Organizational Structure of a Corporation

Figure 1 shows an organizational structure of a corporation. At the top are shareholders, who are the owners of the company. The owners’ control of the corporation is exercised through their right to vote for members of the board of directors.

The board of directors hires the senior management and sets their compensation. The board also reviews and votes on all major initiatives.

Organizational Structure of a Corporation

Figure 1 Organizational Structure of a Corporation

Goals of Financial Management

To recommend a best practice, we have to know the goal of the decision-maker (i.e., the board and the company’s managers). What objective function should managers maximize?

In a sole proprietorship, the manager maximizes the interests of the owner because the two individuals are one. In a corporation, ownership and control are separate, so the duty of the manager is less clear.

The common law requires board members to have a fiduciary duty to the corporation. A fiduciary duty is a duty of care, loyalty, and good faith. But a corporation is just a nexus of contracts between stakeholders (i.e., shareholders, bondholders, employees, and suppliers).

Recognizing this, the common law also stipulates that no one stakeholder group has legal primacy over any other (except in takeovers, in which the duty of the board is to shareholders). As you can imagine, this duty to the corporation is difficult to implement, since many decisions involve conflicts between stakeholder groups.

Despite the confusion introduced by the common law, the legal structure of the corporation provides an answer to the question. Recall that shareholders elect board members. To be reelected, board members must act in the best interests of shareholders. The best interest of shareholders is that the stock price be as high as possible.

Principal–Agent Problem

All individuals act in their own interest. However, when managers put their interests before the interests of the stockholders, problems arise.

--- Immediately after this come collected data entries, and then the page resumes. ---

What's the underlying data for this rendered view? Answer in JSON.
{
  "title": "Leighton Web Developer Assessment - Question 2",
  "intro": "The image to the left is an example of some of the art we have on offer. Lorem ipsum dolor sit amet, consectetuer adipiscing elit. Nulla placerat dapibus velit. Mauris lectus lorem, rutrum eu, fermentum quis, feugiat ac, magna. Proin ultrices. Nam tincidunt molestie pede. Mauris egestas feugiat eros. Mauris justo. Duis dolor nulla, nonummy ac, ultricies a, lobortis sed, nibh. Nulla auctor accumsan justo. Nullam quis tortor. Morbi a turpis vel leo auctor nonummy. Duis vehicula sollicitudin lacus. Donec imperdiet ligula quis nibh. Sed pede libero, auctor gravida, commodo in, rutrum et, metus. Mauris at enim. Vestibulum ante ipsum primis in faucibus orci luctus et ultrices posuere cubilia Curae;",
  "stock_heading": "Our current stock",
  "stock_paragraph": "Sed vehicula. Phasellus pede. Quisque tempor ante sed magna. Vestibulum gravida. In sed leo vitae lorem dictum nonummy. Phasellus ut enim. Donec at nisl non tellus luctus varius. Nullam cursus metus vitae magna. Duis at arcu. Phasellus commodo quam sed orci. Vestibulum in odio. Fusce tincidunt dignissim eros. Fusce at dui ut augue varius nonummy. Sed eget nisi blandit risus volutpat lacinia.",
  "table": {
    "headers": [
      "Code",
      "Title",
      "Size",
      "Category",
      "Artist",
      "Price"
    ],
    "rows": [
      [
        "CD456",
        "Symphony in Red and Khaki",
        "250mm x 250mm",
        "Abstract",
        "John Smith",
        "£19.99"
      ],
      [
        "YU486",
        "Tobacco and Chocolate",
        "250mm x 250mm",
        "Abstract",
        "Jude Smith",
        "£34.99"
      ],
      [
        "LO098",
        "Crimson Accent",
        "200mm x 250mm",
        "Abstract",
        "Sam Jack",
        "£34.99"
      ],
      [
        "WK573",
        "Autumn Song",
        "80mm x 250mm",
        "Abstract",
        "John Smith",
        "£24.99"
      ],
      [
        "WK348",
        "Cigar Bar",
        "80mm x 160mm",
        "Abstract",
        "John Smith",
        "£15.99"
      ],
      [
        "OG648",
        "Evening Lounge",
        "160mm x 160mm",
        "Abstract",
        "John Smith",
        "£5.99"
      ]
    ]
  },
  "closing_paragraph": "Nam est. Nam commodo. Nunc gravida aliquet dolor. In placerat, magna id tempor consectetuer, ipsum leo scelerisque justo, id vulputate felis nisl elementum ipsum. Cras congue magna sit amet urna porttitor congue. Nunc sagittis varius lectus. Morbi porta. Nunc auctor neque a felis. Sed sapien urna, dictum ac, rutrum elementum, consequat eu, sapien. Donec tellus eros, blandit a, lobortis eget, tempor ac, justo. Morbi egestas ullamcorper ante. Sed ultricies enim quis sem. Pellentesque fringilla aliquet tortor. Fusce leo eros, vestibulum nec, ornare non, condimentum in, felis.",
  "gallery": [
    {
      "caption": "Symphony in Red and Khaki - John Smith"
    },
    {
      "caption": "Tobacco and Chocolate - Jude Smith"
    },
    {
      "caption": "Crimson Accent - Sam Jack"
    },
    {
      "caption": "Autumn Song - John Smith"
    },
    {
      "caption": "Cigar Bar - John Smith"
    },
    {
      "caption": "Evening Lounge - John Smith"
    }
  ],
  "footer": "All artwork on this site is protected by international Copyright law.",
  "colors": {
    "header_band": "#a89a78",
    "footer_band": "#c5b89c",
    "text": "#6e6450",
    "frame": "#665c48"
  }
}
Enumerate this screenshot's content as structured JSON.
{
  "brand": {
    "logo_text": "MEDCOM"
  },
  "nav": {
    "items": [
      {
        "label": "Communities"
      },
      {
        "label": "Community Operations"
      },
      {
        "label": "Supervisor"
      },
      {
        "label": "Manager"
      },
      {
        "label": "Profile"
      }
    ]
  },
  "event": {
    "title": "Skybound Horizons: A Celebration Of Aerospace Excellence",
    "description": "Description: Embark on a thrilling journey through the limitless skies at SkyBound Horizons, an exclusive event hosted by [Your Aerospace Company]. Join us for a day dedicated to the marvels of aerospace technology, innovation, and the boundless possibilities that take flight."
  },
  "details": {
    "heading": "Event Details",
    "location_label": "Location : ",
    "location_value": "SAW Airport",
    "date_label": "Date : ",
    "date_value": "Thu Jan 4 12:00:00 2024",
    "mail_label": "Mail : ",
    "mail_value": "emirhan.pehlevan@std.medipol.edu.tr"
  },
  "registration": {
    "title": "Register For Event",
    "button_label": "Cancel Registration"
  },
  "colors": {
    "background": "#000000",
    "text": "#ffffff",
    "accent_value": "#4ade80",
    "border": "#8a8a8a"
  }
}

When principals (stockholders) cannot monitor agents (managers) easily, then managers have the opportunity to use corporate resources in ways that benefit themselves but may not benefit shareholders (e.g., empire building, perquisite consumption). This conflict of interest is called a principal–agent problem.

To solve the principal–agent problem, shareholders need to spend resources to align managers’ interests with their own.

The loss of shareholder wealth associated with managerial waste and the cost of resources used to monitor agents’ behavior and align incentives are called agency costs.

Principal–Agent Problem: Contractual Remedies

One possible remedy is an executive compensation plan that aligns the goals of managers more closely with those of shareholders. Giving executives stocks and stock options is considered one way of reducing agency costs.

If executive compensation is tied to the stock price, then executives should make choices that maximize the stock price. Although this is true, it does not work perfectly. Executives who own stock can still make decisions in which they realize all of the benefits (e.g., executive jets) but incur only a fraction of the costs because the costs are spread across all the shareholders.